The latest insights on community strategy, technology, and value by FeverBee’s founder, Richard Millington

If You Want More Participation, Reduce The Social Costs Of Asking Questions

Richard Millington
Richard Millington

Founder of FeverBee

If you want more participation, an obvious area to target is to reduce the costs (that crippling anxiety) of asking a question.

There are many reasons why members don’t ask a question, they include:

  • They’re afraid of looking inferior to others.
  • They’re too invested as being seen as the experts themselves.
  • They don’t think they will get an answer.
  • They don’t think they will get a good/the right answer.
  • They’re afraid of spamming the community with a question.
  • They don’t know the right words to describe their problem.
  • They don’t know if the question has been asked many times before.
  • They don’t want to be in debt to others.
  • They don’t want to exploit friendships.

The more effective solutions remove the problem entirely. You need the technology to let members:

1) Ask questions anonymously. Let members ask questions anonymously. If your platform doesn’t offer this, request it.

2) Let members set a time period for questions. Allow members to ask a question which only shows for a limited amount of time (or until they’ve accepted the answer).

3) Let members decide who sees the questions. Categories help, but it would be better to let members decide whether the question can be seen by the entire community, only those who have posted in a category before, or just a handful of top experts/close connections. Group @mentions can help here. Create groups of experts and let members tag in relevant groups.

However, if technology solutions aren’t an option, you need to eliminate the fears members have through persuasion. That might mean:

4) Tell members ‘top professionals aren’t scared to ask questions’. Help members to rethink asking a question from an act of weakness to an act of courage. Support boldness and the bravery it takes to ask questions – especially on really beginner topics. Reward members by the number of collective visits their questions receive.

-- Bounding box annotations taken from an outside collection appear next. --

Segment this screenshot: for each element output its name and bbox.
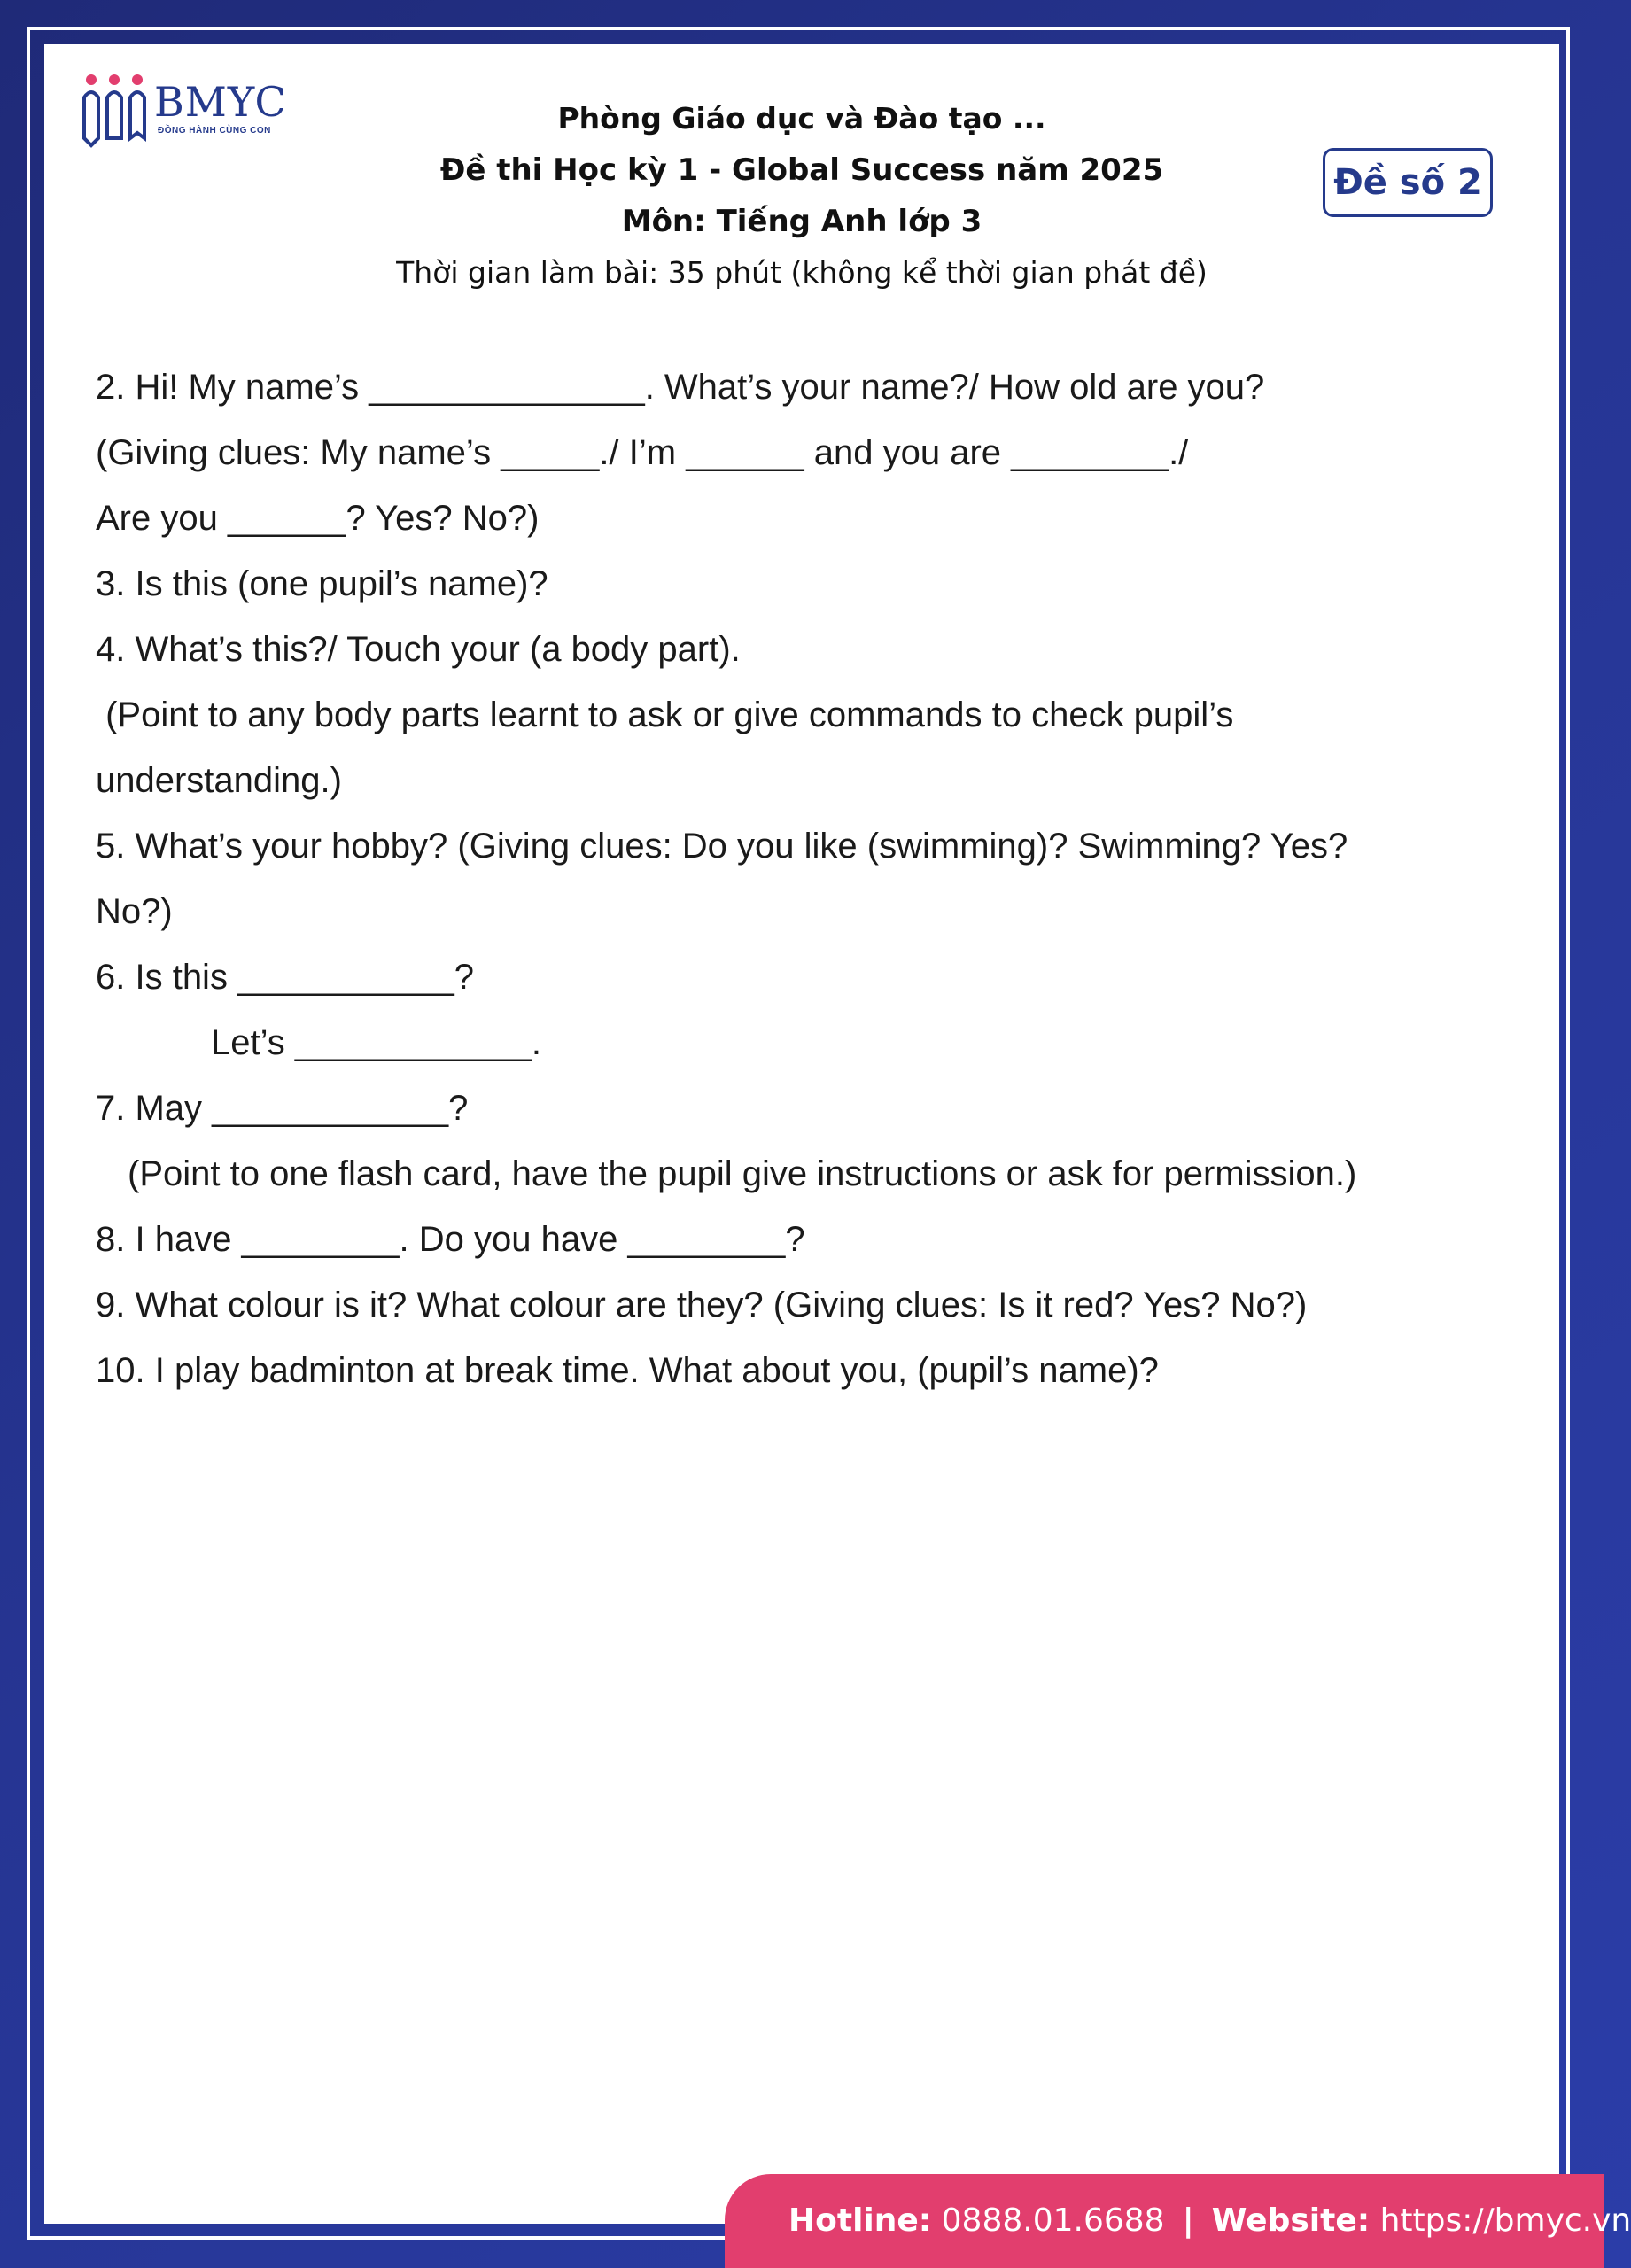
- question-line: 6. Is this ___________?: [96, 958, 475, 997]
- question-line: 2. Hi! My name’s ______________. What’s your name?/ How old are you?: [96, 368, 1265, 407]
- hotline-label: Hotline:: [788, 2202, 932, 2239]
- question-line: 5. What’s your hobby? (Giving clues: Do you like (swimming)? Swimming? Yes?: [96, 827, 1348, 866]
- question-line: No?): [96, 892, 173, 931]
- department-heading: Phòng Giáo dục và Đào tạo ...: [557, 101, 1046, 136]
- website-link[interactable]: https://bmyc.vn: [1379, 2202, 1631, 2239]
- footer-separator: |: [1182, 2202, 1194, 2239]
- subject-heading: Môn: Tiếng Anh lớp 3: [621, 204, 982, 239]
- logo-tagline: ĐỒNG HÀNH CÙNG CON: [158, 126, 271, 136]
- question-line: understanding.): [96, 761, 342, 800]
- website-label: Website:: [1211, 2202, 1371, 2239]
- exam-page: [44, 44, 1559, 2224]
- question-line: (Point to one flash card, have the pupil give instructions or ask for permission.): [128, 1154, 1357, 1193]
- question-line: Let’s ____________.: [211, 1023, 541, 1062]
- question-line: 9. What colour is it? What colour are they? (Giving clues: Is it red? Yes? No?): [96, 1285, 1308, 1324]
- question-line: 3. Is this (one pupil’s name)?: [96, 564, 548, 603]
- question-line: Are you ______? Yes? No?): [96, 499, 540, 538]
- contact-footer: [725, 2174, 1631, 2268]
- question-line: 4. What’s this?/ Touch your (a body part).: [96, 630, 741, 669]
- question-line: (Point to any body parts learnt to ask or give commands to check pupil’s: [96, 695, 1234, 734]
- logo-name: BMYC: [154, 78, 287, 126]
- question-line: 7. May ____________?: [96, 1089, 469, 1128]
- question-line: 10. I play badminton at break time. What about you, (pupil’s name)?: [96, 1351, 1159, 1390]
- exam-number-badge: Đề số 2: [1323, 148, 1493, 217]
- time-limit: Thời gian làm bài: 35 phút (không kể thời gian phát đề): [396, 255, 1208, 290]
- exam-title: Đề thi Học kỳ 1 - Global Success năm 2025: [439, 152, 1164, 188]
- question-list: [96, 354, 1513, 1403]
- hotline-number[interactable]: 0888.01.6688: [941, 2202, 1165, 2239]
- question-line: (Giving clues: My name’s _____./ I’m ______ and you are ________./: [96, 433, 1189, 472]
- question-line: 8. I have ________. Do you have ________?: [96, 1220, 805, 1259]
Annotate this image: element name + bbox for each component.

5) Develop on-page nudges of great questions. See in the social design webinar how platforms like StackOverflow, Apple’s community and others provide nudges to help members ask great questions. Guide people through asking a great question that’s going to get great responses.

6) Tag newcomers to ask their first question. Most won’t respond, but we’ve seen you can raise the number of newcomers who ask a question by double-digit percentage points if you tag them in to ask questions they might be struggling with.

Getting more members to ask questions is one of the most intriguing challenges you can tackle. You need to get into the minds of your members, isolate their social fears, and then design effective solutions to tackle them.